Even so, improved personal lines results and continued strength in commercial lines are expected to support stable earnings and underwriting profitability.
Fitch holds a neutral fundamental outlook for the US P&C insurance sector next year, while assigning a deteriorating outlook to global reinsurance.
Statutory performance across the P&C sector benefited in 2025 from a mild hurricane season and elevated reserve releases.
Global insured natural catastrophe losses totaled $108 bn, down from $147 bn in 2024 and below the five-year average of $125 bn.
Losses aligned closely with the 10-year average of $107 bn, according to Munich Re’s NatCatSERVICE data.
The costliest insured event of the year was the Los Angeles wildfires, which produced $40 bn in insured losses and $53 bn in total economic damage, making it the largest wildfire loss event in US history.
By contrast, the Atlantic hurricane season proved unusually quiet. None of the five hurricanes formed in 2025 made US landfall, the first such outcome since 2015.
Commercial lines carriers were largely insulated from California wildfire losses, which fell mainly on regional and mutual insurers.
Individual events failed to breach most excess-of-loss reinsurance layers, reflecting reinsurers’ continued retreat from high-frequency risks.

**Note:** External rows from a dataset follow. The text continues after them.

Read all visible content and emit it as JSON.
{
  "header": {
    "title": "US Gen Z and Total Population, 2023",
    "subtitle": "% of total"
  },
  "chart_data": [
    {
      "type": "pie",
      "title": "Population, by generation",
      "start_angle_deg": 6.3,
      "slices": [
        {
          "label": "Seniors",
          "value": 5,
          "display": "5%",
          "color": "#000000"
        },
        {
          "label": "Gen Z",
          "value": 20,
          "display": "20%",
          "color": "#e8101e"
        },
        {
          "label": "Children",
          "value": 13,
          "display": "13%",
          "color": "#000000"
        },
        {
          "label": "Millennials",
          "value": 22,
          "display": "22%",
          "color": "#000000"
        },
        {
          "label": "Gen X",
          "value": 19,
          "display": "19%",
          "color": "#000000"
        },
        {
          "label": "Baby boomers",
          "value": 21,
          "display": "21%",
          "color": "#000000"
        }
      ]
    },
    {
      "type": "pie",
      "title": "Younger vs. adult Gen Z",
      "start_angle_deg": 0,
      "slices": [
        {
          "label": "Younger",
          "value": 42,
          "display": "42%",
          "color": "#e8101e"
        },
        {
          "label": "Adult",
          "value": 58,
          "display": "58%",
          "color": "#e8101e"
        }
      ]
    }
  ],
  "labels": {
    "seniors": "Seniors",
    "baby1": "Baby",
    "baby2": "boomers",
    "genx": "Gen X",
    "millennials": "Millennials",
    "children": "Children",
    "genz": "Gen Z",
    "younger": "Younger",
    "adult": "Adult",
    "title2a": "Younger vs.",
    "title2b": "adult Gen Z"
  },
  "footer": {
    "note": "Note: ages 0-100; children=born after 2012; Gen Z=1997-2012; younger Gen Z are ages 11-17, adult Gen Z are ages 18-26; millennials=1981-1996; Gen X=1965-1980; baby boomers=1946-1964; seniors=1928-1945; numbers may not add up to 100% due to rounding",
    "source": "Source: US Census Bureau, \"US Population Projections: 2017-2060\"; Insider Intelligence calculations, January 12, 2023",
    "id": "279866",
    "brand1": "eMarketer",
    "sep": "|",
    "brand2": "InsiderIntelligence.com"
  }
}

Fitch estimates the US commercial lines sector will post a combined ratio of about 94% for 2025. Underwriting profit is expected to narrow modestly in 2026, with combined ratios drifting toward 96% to 97% as catastrophe losses normalize.
- Homeowners insurance continues to benefit from prior rate increases and tighter policy terms, which have supported underwriting results.
- In private passenger auto, Fitch expects rate increases to persist into 2026, though at a slower pace than in recent years.
Reinsurance pricing softened materially at the January 2026 renewals, extending declines seen at midyear 2025. Risk-adjusted prices fell across most property catastrophe lines.
US and European loss-affected business saw rate declines of as much as 5%. For US property catastrophe loss-free accounts, pricing dropped up to 20%, compared with a range of down 10% to up 10% a year earlier.
European property pricing for loss-free business also declined by as much as 20%, versus a range of down 15% to up 5% in 2025.
Fitch expects softer conditions to persist into the April 2026 Asia-focused renewals and the June and July Florida renewals.
Capacity growth and competitive pressure are likely to drive gradual price erosion and looser terms in property reinsurance, absent significant loss activity.
Pricing discipline remains intact, however, with loss ratios still benefiting from favorable frequency trends.
Catastrophe risk remains the primary source of volatility for P&C insurers. The sector holds sufficient capital to absorb a major single-event loss, such as a severe hurricane.
Fitch cautions that a cluster of large losses over a short period would strain capital positions and could trigger rating pressure.
Fitch’s deteriorating outlook for global reinsurance reflects expectations of weakening operating and business conditions through 2026, even as capitalization remains strong.
Competitive pricing, easing terms, and rising exposure complexity are expected to weigh on reinsurer fundamentals despite the sector’s current financial resilience.